Member of the Arunachal Pradesh Legislative Assembly

= Pani Taram =

Indian politician

Pani Taram (born 7 July 1975) is an Indian politician from the State of Arunachal Pradesh, He is the member of Arunachal Pradesh legislative assembly from Koloriang Assembly constituency.

== Education ==
He was Graduated from Jawahar lal Nehru College, Pasighat, Arunachal Pradesh. He is a Science Graduate, B.Sc (Hons) by Qualification and 2 yrs PG Diploma in Fisheries Science from Central Institute of Fisheries Education, Saltlake City, Kolkotta (WB) under Deemed University of Fisheries Science, Mumbai.

== Career ==
He has served as parliamentary secretary for Home, Education and Agriculture to the Government of Arunachal Pradesh in BJP Govt. He defeated the two times MLA, Lokam Tassar, from 21-Koloriang (ST) Assembly Constituency in the 2014 Arunachal Pradesh Legislative Assembly election.

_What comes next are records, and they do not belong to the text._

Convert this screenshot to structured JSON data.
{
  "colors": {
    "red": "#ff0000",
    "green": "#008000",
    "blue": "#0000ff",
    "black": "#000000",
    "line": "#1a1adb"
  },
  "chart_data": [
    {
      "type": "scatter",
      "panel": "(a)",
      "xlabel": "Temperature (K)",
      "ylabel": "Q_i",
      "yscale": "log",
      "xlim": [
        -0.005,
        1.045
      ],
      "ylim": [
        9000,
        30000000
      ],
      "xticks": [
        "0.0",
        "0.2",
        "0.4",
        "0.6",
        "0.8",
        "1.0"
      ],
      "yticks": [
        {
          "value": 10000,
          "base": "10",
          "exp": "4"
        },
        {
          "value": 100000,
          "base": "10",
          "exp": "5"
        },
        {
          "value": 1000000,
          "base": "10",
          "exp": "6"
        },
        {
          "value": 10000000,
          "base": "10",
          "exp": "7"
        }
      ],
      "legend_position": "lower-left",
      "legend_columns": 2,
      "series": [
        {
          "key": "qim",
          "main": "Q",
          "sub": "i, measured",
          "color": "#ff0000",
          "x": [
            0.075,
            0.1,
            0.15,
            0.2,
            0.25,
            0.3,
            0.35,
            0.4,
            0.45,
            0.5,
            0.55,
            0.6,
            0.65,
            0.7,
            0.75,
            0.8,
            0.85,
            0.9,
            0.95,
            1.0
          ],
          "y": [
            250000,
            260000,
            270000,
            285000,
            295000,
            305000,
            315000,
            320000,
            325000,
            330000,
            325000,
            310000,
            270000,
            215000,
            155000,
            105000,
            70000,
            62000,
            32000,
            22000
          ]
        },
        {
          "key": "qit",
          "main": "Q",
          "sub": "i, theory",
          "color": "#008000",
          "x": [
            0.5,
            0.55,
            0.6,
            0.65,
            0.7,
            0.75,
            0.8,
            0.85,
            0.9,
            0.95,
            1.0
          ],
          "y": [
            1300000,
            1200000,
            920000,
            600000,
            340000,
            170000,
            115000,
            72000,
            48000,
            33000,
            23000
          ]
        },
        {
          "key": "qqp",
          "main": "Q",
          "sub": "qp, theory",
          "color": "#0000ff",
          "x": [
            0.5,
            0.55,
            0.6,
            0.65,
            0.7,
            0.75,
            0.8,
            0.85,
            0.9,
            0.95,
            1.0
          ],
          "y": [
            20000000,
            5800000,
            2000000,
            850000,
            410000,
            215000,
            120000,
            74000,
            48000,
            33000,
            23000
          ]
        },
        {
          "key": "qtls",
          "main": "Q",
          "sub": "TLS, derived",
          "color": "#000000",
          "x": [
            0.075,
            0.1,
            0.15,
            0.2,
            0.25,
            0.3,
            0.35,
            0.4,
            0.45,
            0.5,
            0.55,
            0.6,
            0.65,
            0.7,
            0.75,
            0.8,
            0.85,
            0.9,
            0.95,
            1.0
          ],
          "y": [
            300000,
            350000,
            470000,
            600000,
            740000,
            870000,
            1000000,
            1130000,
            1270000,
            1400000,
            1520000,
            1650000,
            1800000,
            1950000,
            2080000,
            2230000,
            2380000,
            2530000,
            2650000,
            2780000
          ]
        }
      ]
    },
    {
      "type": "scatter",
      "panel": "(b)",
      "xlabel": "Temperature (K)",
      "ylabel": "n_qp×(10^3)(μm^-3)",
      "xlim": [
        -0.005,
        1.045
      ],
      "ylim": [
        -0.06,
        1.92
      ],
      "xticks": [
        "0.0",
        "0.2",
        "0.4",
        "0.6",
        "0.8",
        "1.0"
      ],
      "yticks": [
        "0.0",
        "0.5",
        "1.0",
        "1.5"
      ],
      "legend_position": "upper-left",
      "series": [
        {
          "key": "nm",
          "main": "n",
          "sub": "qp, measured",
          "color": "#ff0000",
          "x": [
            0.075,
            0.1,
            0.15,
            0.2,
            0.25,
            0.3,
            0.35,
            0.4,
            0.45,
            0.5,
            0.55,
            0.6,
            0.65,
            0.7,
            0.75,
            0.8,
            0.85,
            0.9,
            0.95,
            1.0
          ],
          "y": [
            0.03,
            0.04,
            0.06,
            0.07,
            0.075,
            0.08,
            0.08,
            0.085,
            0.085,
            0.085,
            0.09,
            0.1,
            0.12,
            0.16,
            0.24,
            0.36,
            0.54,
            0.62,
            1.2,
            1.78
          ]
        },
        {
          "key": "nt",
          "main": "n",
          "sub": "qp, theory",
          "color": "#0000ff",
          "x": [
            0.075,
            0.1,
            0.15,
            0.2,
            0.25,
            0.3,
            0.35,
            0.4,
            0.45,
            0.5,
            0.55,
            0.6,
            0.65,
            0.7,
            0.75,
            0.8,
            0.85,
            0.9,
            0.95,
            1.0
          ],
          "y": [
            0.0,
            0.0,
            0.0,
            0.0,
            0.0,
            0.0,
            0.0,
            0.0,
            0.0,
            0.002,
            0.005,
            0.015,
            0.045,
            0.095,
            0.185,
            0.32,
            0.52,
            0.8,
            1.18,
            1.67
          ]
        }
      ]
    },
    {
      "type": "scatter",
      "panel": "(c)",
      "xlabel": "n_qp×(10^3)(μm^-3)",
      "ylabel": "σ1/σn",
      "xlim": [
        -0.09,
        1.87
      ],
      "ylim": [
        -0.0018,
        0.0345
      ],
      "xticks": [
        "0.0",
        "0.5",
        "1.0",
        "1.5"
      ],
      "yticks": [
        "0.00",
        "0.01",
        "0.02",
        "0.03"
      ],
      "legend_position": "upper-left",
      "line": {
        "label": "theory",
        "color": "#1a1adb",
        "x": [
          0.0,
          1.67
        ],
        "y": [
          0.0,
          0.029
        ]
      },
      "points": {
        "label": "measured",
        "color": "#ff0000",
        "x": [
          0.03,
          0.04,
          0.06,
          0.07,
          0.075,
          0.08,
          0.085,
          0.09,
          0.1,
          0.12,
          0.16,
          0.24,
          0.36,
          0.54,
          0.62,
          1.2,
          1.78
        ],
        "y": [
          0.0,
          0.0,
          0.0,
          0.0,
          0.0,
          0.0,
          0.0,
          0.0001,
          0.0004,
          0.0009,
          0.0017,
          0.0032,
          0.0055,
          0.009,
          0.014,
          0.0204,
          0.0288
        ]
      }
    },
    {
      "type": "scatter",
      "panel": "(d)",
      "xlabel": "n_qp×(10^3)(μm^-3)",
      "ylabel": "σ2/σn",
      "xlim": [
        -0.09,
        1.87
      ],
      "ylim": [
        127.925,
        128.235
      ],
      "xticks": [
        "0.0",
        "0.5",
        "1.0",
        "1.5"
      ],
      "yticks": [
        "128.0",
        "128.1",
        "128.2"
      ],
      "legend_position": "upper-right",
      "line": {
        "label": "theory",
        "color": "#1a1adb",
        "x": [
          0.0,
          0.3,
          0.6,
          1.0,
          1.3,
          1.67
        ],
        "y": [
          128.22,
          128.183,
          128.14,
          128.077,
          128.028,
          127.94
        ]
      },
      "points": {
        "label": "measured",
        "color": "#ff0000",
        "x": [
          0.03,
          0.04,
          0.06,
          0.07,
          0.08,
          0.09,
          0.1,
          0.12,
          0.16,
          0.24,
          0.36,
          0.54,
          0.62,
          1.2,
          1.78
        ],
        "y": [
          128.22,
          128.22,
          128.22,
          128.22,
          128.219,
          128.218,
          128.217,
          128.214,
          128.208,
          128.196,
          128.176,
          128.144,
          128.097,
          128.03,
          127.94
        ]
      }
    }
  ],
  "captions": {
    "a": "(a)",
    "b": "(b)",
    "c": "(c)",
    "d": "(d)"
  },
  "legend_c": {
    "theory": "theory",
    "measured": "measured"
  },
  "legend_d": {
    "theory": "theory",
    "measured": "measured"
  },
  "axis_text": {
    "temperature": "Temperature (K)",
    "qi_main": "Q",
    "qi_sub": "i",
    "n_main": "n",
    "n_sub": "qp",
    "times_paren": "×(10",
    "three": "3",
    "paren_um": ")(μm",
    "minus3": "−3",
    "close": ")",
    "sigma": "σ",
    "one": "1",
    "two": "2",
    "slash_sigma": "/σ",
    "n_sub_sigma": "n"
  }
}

He resigned from his former government service, as the District Fisheries Development Officer (DFDO). Standing as a People's Party of Arunachal candidate. He is known for his Orator and Parliamentarian speeches on 6th Legislative Assembly, Arunachal Pradesh. Presently, he is working President of National People Party (NPP) State of Arunachal Pradesh.

As on 2024 general elections held in 19 April, Shri pani Taram has won the M.L.A elections with massive vote margin of gaining more than 10,000 votes in the Koloriang constituency and is now the MLA in the state of Arunachal Pradesh.